By Jano Xhenseval
Text published in Esprits Libres, Spring 2000, “What Should Be Preserved?”, L’Harmattan.
Jano Xhenseval, a painter born in Liège, has been working in Paris for over forty years. She has created stained glass, tapestries, engravings, bookbindings, and drawings. Her pictorial work evokes a vast palimpsest where, as she says herself, “all the memories of the world” have found refuge. Here, she reflects on her daily artistic choices. “What do I keep? What do I discard?” The choice, though not burdensome, is significant as it introduces itself into the very life of the work. Welcome to the studio for readers curious to continue this exploration in the joy of looking together.
On my work table resides a collection of small unfinished paintings, waiting for I know not what to lift them out of their isolation, for if they are there, it is because they have not yet entered the life of the work.

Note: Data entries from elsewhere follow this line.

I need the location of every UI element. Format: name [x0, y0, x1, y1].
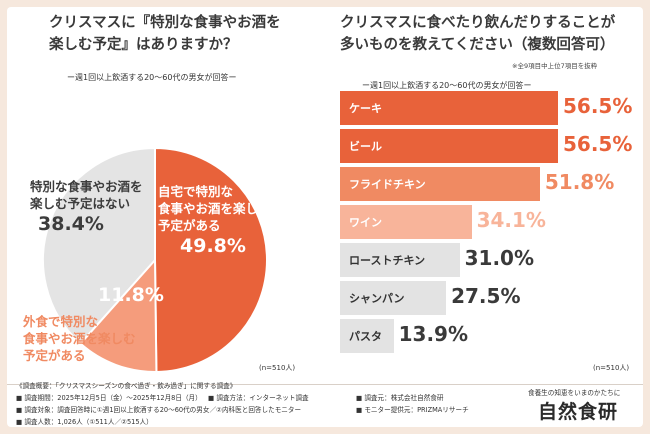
pie-chart-subtitle: ー週1回以上飲酒する20〜60代の男女が回答ー — [67, 73, 237, 82]
bar-row: ローストチキン 31.0% — [340, 243, 640, 277]
bar: ビール — [340, 129, 558, 163]
bar: ワイン — [340, 205, 472, 239]
pie-label-home: 自宅で特別な 食事やお酒を楽しむ 予定がある 49.8% — [158, 184, 271, 257]
bar-row: ビール 56.5% — [340, 129, 640, 163]
footer-source: ■ 調査元：株式会社自然食研 — [356, 394, 444, 402]
brand-logo: 自然食研 — [538, 401, 619, 423]
bar-value-label: 31.0% — [464, 246, 534, 270]
brand-tagline: 食養生の知恵をいまのかたちに — [528, 389, 621, 397]
pie-chart-title: クリスマスに『特別な食事やお酒を 楽しむ予定』はありますか？ — [49, 15, 281, 53]
bar-value-label: 13.9% — [398, 322, 469, 346]
bar-row: シャンパン 27.5% — [340, 281, 640, 315]
bar-value-label: 56.5% — [563, 132, 633, 156]
pie-value-home: 49.8% — [180, 235, 246, 257]
pie-slice-home — [154, 146, 268, 374]
bar-chart-subtitle: ー週1回以上飲酒する20〜60代の男女が回答ー — [362, 81, 532, 90]
bar: シャンパン — [340, 281, 447, 315]
bar-value-label: 56.5% — [563, 94, 633, 118]
bar-value-label: 34.1% — [476, 208, 546, 232]
pie-value-dineout: 11.8% — [98, 284, 164, 306]
footer-method: ■ 調査方法：インターネット調査 — [208, 394, 309, 402]
footer-people: ■ 調査人数：1,026人（①511人／②515人） — [16, 418, 153, 426]
bar-chart-note: ※全9項目中上位7項目を抜粋 — [512, 62, 598, 70]
pie-label-dineout: 外食で特別な 食事やお酒を楽しむ 予定がある — [23, 314, 136, 363]
footer-survey-title: 《調査概要：「クリスマスシーズンの食べ過ぎ・飲み過ぎ」に関する調査》 — [16, 382, 237, 390]
pie-value-none: 38.4% — [38, 213, 104, 235]
bar: ローストチキン — [340, 243, 460, 277]
bar-row: ワイン 34.1% — [340, 205, 640, 239]
bar-row: フライドチキン 51.8% — [340, 167, 640, 201]
bar-row: ケーキ 56.5% — [340, 91, 640, 125]
pie-label-none: 特別な食事やお酒を 楽しむ予定はない 38.4% — [30, 179, 143, 235]
bar-row: パスタ 13.9% — [340, 319, 640, 353]
pie-slice-dineout — [78, 257, 158, 373]
bar-chart-title: クリスマスに食べたり飲んだりすることが 多いものを教えてください（複数回答可） — [340, 15, 616, 53]
footer-target: ■ 調査対象：調査回答時に①週1回以上飲酒する20〜60代の男女／②内科医と回答… — [16, 406, 302, 414]
footer-period: ■ 調査期間：2025年12月5日（金）〜2025年12月8日（月） — [16, 394, 202, 402]
bar-value-label: 27.5% — [451, 284, 521, 308]
pie-n-label: (n=510人) — [259, 364, 296, 372]
pie-slice-none — [42, 146, 156, 345]
bar: パスタ — [340, 319, 394, 353]
bar-value-label: 51.8% — [544, 170, 615, 194]
pie-chart — [42, 146, 268, 374]
footer-provider: ■ モニター提供元：PRIZMAリサーチ — [356, 406, 469, 414]
bar: フライドチキン — [340, 167, 540, 201]
footer-divider — [7, 384, 643, 385]
bar-n-label: (n=510人) — [593, 364, 630, 372]
bar: ケーキ — [340, 91, 558, 125]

Their wandering keeps inviting me to work, to open myself, to paint.
If the gaze visits these inert harmonies with each passing, if it sweeps over this expanse of color, it is in the hope of detecting some music, some fragments of opening... or completion.
This little painted wood that awaited a certain ultramarine—I passed by it a hundred times without seeing or understanding it. The difficulty is not in finding the right tone but in eliminating, one by one, those that sully, burden, or confine.
Vacant light is infinite; it compels and refines at the same time. Precise, it will have the same force as that lacerated stroke, necessary, optically assured—it enjoins me to respond “openly.”
There is a moment of intervention to liberate the color—by which I mean the light—a primordial time, devoid of trajectory, that decides and concludes.
This imperative discernment can only be achieved with the aid of memory. Yet this memory must meet originality and command: patience.
That moment marks an election of a different order than expected, but it eliminates clumsy temptations.
It is better to know nothing of all this and to pass and repass before these colored things, in recognition of what escapes—where all the memories of the world have sought refuge.
The separation from mediocre things does not erase mediocrity but frees me from having to fear it! It is a way to dance with shadows.
My childhood painting teacher said, “Today we are going to learn to make shadows.” Never did I hear him say, “We are going to learn to paint the light.”
One does not learn light; one does not paint light. It is given, already reserved on the first day of the world, introduced before the work... liquid... initial... the cradle of the soul. There is nothing to say about it, to bruit about it: it speaks!